On Monday, one day after Chinese lawmakers voted almost unanimously for a constitutional amendment abolishing presidential term limits, state-run newspapers turned on foreign critics of Xi’s move.
“It has already become a habit for some in the west to speak ill of China’s political system … whenever it comes to China they choose to look at it through tainted glasses,” the China Daily, an English language broadsheet, complained in an editorial.
The state-run newspaper, an international mouthpiece for Beijing, claimed, contrary to the assessment of most independent observers, that the scrapping of term limits did not “imply lifetime tenure for any leader”.
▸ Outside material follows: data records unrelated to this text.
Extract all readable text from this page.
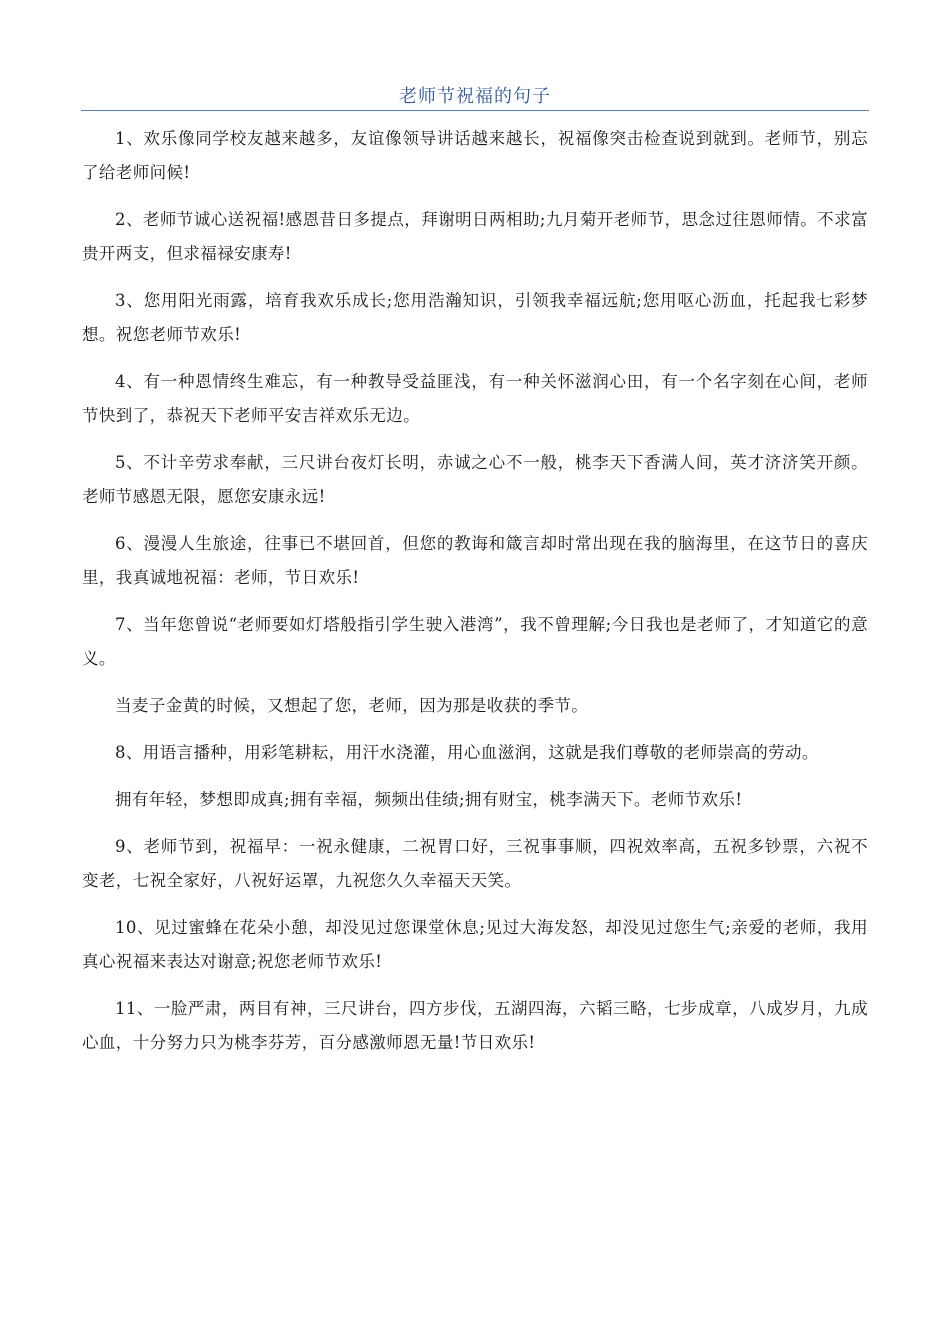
老师节祝福的句子

1、欢乐像同学校友越来越多，友谊像领导讲话越来越长，祝福像突击检查说到就到。老师节，别忘了给老师问候!

2、老师节诚心送祝福!感恩昔日多提点，拜谢明日两相助;九月菊开老师节，思念过往恩师情。不求富贵开两支，但求福禄安康寿!

3、您用阳光雨露，培育我欢乐成长;您用浩瀚知识，引领我幸福远航;您用呕心沥血，托起我七彩梦想。祝您老师节欢乐!

4、有一种恩情终生难忘，有一种教导受益匪浅，有一种关怀滋润心田，有一个名字刻在心间，老师节快到了，恭祝天下老师平安吉祥欢乐无边。

5、不计辛劳求奉献，三尺讲台夜灯长明，赤诚之心不一般，桃李天下香满人间，英才济济笑开颜。老师节感恩无限，愿您安康永远!

6、漫漫人生旅途，往事已不堪回首，但您的教诲和箴言却时常出现在我的脑海里，在这节日的喜庆里，我真诚地祝福：老师，节日欢乐!

7、当年您曾说“老师要如灯塔般指引学生驶入港湾”，我不曾理解;今日我也是老师了，才知道它的意义。

当麦子金黄的时候，又想起了您，老师，因为那是收获的季节。

8、用语言播种，用彩笔耕耘，用汗水浇灌，用心血滋润，这就是我们尊敬的老师崇高的劳动。

拥有年轻，梦想即成真;拥有幸福，频频出佳绩;拥有财宝，桃李满天下。老师节欢乐!

9、老师节到，祝福早：一祝永健康，二祝胃口好，三祝事事顺，四祝效率高，五祝多钞票，六祝不变老，七祝全家好，八祝好运罩，九祝您久久幸福天天笑。

10、见过蜜蜂在花朵小憩，却没见过您课堂休息;见过大海发怒，却没见过您生气;亲爱的老师，我用真心祝福来表达对谢意;祝您老师节欢乐!

11、一脸严肃，两目有神，三尺讲台，四方步伐，五湖四海，六韬三略，七步成章，八成岁月，九成心血，十分努力只为桃李芬芳，百分感激师恩无量!节日欢乐!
“Yet some people in the west insist otherwise … they revel in their ignorance of China’s reality, and hold fast to their mean, even malicious predisposition towards China’s political system out of their irrational, subjective and unprofessional ideological bias … They have no compunction about making false claims and consider it excusable to speak so shamelessly.”
The Global Times, a party-run tabloid, also challenged western critics who it likened to “backseat drivers” pestering China with unsolicited advice.
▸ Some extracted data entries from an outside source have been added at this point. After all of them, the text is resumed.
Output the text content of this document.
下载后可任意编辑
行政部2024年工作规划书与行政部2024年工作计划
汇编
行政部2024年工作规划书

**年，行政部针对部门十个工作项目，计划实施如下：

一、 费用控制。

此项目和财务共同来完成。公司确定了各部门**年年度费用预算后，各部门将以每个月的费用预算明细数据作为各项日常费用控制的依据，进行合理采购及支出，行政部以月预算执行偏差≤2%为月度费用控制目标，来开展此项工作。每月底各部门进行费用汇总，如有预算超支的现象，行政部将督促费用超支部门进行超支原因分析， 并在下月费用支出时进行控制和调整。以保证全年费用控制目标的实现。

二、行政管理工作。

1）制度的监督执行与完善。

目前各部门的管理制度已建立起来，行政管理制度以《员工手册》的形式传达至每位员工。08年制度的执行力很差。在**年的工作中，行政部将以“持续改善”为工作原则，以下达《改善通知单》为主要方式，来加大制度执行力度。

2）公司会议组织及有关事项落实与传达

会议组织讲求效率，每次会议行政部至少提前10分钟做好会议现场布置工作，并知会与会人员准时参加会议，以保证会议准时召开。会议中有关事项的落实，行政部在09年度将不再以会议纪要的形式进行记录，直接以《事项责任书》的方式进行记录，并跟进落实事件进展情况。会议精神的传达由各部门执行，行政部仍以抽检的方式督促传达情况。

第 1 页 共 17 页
“We are increasingly confident that the key to China’s path lies in upholding strong party leadership and firmly following … the party central committee with comrade Xi Jinping at the core,” it said in an editorial.
Beijing has painted Sunday afternoon’s vote – in which only 2,964 of China 1.4bn citizens took part – as a reflection of overwhelming popular support for Xi.
Addressing reporters after the vote Shen Chunyao, a legislative official, defended the decision to eliminate term limits introduced in 1982 following the turmoil of Mao Zedong’s personality-led rule.
Shen rejected claims the move risked plunging China back into an era of strongman rule and political turmoil as “assumptions, conjecture and stretched situations”. Rather, China was moving towards a “brighter and brighter” future, Shen said, according to Reuters.
Western China experts and Chinese liberals fear Xi’s move sounds the death knell for China’s system of collective leadership and returns the country to an era of repressive one-man rule.
“Under Xi Jinping, China is making a U-turn. Personalistic rule is back,” Susan Shirk, a noted China expert who was US deputy assistant secretary of state under Bill Clinton, wrote in a recent essay.